Vagabond, il va être poursuivi par deux hommes curieux qu'il va semer. Ces derniers, vexés vont vouloir des explications et continuent de le courser. Se joignent à eux un berger qui l'accuse d'avoir tué ses bêtes, un garde forestier persuadé qu'il lui a volé son âme et tout un tas de gens qui pour finir lui reprocheront ce qui les apaisent.

Au fil de la traque, la haine décuple, la perception se brouille, la foule devient compacte et ingérable.
Le vagabond, lui, fuit.

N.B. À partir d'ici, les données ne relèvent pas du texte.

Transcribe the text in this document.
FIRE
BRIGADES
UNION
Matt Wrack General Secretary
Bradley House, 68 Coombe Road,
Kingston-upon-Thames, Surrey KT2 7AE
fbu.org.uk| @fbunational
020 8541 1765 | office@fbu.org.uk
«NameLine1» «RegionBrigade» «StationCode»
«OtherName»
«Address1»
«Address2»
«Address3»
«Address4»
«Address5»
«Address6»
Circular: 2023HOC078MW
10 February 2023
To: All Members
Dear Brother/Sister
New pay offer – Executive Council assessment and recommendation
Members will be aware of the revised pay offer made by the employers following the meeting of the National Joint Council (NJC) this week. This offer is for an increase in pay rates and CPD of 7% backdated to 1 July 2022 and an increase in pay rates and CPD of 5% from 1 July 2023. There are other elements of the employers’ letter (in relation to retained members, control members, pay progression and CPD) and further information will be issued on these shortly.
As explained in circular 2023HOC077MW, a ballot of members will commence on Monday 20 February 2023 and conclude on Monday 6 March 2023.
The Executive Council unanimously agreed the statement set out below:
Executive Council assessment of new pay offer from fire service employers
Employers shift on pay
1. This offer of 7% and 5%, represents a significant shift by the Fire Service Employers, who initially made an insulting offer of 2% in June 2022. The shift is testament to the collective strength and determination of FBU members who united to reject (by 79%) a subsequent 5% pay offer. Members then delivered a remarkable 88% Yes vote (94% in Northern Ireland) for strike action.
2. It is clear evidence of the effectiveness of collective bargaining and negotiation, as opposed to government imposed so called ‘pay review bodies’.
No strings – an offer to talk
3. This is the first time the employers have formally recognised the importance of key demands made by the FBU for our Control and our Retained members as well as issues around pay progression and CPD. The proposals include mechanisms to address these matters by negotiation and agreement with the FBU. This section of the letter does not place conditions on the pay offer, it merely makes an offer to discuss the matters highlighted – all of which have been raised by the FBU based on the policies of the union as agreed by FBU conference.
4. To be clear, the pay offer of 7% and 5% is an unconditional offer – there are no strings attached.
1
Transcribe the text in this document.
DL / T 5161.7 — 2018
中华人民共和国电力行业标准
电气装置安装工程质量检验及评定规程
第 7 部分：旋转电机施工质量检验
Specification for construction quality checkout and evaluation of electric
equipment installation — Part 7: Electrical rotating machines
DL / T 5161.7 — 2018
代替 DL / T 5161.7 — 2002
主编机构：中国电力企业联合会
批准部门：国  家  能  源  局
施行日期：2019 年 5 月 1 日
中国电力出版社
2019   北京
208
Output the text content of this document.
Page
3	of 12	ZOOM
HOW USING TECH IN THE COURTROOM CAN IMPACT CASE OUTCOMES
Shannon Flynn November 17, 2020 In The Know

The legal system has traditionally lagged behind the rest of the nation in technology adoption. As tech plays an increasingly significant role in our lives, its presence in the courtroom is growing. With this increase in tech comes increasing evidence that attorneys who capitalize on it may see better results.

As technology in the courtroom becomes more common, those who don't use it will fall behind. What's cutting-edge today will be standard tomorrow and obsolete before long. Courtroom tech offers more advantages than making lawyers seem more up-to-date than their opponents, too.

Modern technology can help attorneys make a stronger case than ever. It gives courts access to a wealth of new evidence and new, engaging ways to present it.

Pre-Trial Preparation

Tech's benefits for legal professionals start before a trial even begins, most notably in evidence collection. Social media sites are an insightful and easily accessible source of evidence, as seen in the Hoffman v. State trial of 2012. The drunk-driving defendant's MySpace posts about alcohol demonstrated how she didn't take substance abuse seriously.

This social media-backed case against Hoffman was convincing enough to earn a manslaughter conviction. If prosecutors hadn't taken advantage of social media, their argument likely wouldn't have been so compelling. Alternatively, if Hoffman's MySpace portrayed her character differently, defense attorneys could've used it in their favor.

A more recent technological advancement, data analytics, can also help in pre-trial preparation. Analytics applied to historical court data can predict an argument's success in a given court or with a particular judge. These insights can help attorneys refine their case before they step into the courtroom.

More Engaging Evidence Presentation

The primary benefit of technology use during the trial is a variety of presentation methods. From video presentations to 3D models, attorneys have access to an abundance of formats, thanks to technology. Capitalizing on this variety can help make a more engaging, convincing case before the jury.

Les hommes, son destin, ce qu'il comprend être une mort violente s'il est rattrapé.

Formidable métaphore de la peur de l'inconnu, de la haine gratuite accentuée par le sentiment de masse, on ne peut s'empêcher de se projeter dans les années 40.
Les réflexions sur la fin de vie et la résilience sont également fortes, et même si j'ai relu la fin trois fois je suis encore persuadée d'être passée à côté . Je n'interprète pas le message, j'ai l'impression qu'il m'échappe.
Mais comme tous les classiques en littérature, je suis persuadée que si je le relis dans 5 ans j'en aurai une perception toute différente et peut-être, peut-être pourrai-je décrypter ce dernier sourire.

Un texte original que je vous invite à découvrir !
Et merci à Didier de la librairie de Saint-Pierre d'Oleron qui m'a conseillé cette pépite.